1945年から存在する歴史あるミュージカル『回転木馬』のリバイバル公演。私はメジャーな楽曲を知ってはいたものの、全編通して観劇するのは初めて。とりあえず、偉大な作品であることはわかりました。
今回のリバイバル公演では、ビリー役にジョシュア・ヘンリー、ジュリー役にジェシー・ミューラー、キャリー役にリンジー・メンデス、イノック役にアレクサンダー・ジャミニャーニ、ネティ役にルネ・フレミングという大作に相応しいキャストを揃えてきています。
ここに挙げた5名は全員トニー賞の主演または助演でノミネートされており、トニー賞のアクティング部門は『回転木馬』だらけ。オペラ界から招いたルネ・フレミングをはじめ、主要キャストを120%歌える人で固めたのは、楽曲に敬意を払ってのことでしょうか。
ルネ・フレミングに限らず、キャストのパフォーマンスについては「素晴らしい」の一言。震えるレベル。冒頭、ジュリーとビリーの掛け合いの歌を聞いているだけで、すっかりチケット代の元は獲れた気分に。1幕ラストのビリーのソロ Soliloquy も圧巻。
振付も素晴らしい。木馬のセットを作らずにダンスで表現したという点が新しいし、後半には10分を超えるかなり本格的なバレエシーンもあります。
ただ、演出は賛否両論。今回のリバイバル公演は、”There’s Nothin’ So Bad for a Woman” というもともと2幕にあった曲を丸ごとカットしており、かなりの変更を加えた版。ミュージカルに滅多に参加しないルネ・フレミングが制作・プレビュー段階を経験して、「70年以上前から存在する名作を上演するにあたり、こんなに変えるなんて思わなかった・・・・・・」と大変驚いていらったのが印象的でした。

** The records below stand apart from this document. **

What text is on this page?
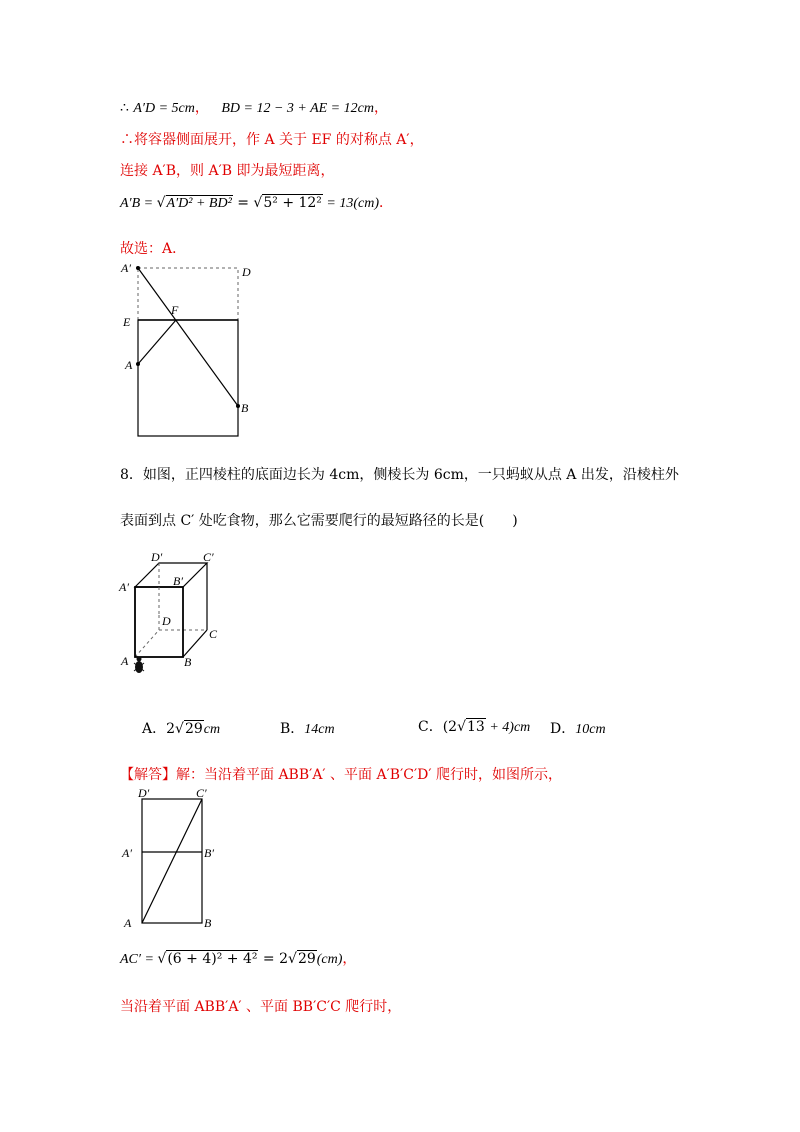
∴ A′D = 5cm， BD = 12 − 3 + AE = 12cm，
∴将容器侧面展开，作 A 关于 EF 的对称点 A′，
连接 A′B，则 A′B 即为最短距离，
A′B = √A′D² + BD² = √5² + 12² = 13(cm)．
故选：A．
A′	D
E
F
A
B
8．如图，正四棱柱的底面边长为 4cm，侧棱长为 6cm，一只蚂蚁从点 A 出发，沿棱柱外
表面到点 C′ 处吃食物，那么它需要爬行的最短路径的长是(　　)
D′	C′
A′	B′
D
C
A	B
A．2√29cm	B．14cm	C．(2√13 + 4)cm D．10cm
【解答】解：当沿着平面 ABB′A′ 、平面 A′B′C′D′ 爬行时，如图所示，
D′	C′
A′	B′
A	B
AC′ = √(6 + 4)² + 4² = 2√29(cm)，
当沿着平面 ABB′A′ 、平面 BB′C′C 爬行时，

よく言われるのが、ジュリーとビリーの間で心が通っているところがあまり見えないという点。ワンシーン、ワンシーンは目を見張る出来なのですが、ちょっとピンと来ないというか・・・・・・。深すぎて私が理解できなかったのかもしれない・・・・・・。出演者曰く、現代の女性が共感できるような強い女性を意識し、プレビューの最後の最後までかかって演技の方向性を探ったようですが、ここは「うーん」という感じ。
壮大でスピリチュアルなイメージはなんとなく伝わってきたのですが、気付けばついコンサートを聞いているような気分に・・・・・・。何にいちばん感動したかと聞かれたたら、「ルネ・フレミングが歌った You’ll Never Walk Alone!」と答えそうな自分がいます。(笑)
ま、それでも「満足」といえるのが今回の『回転木馬』リバイバル公演。見応えあり。ブラボー。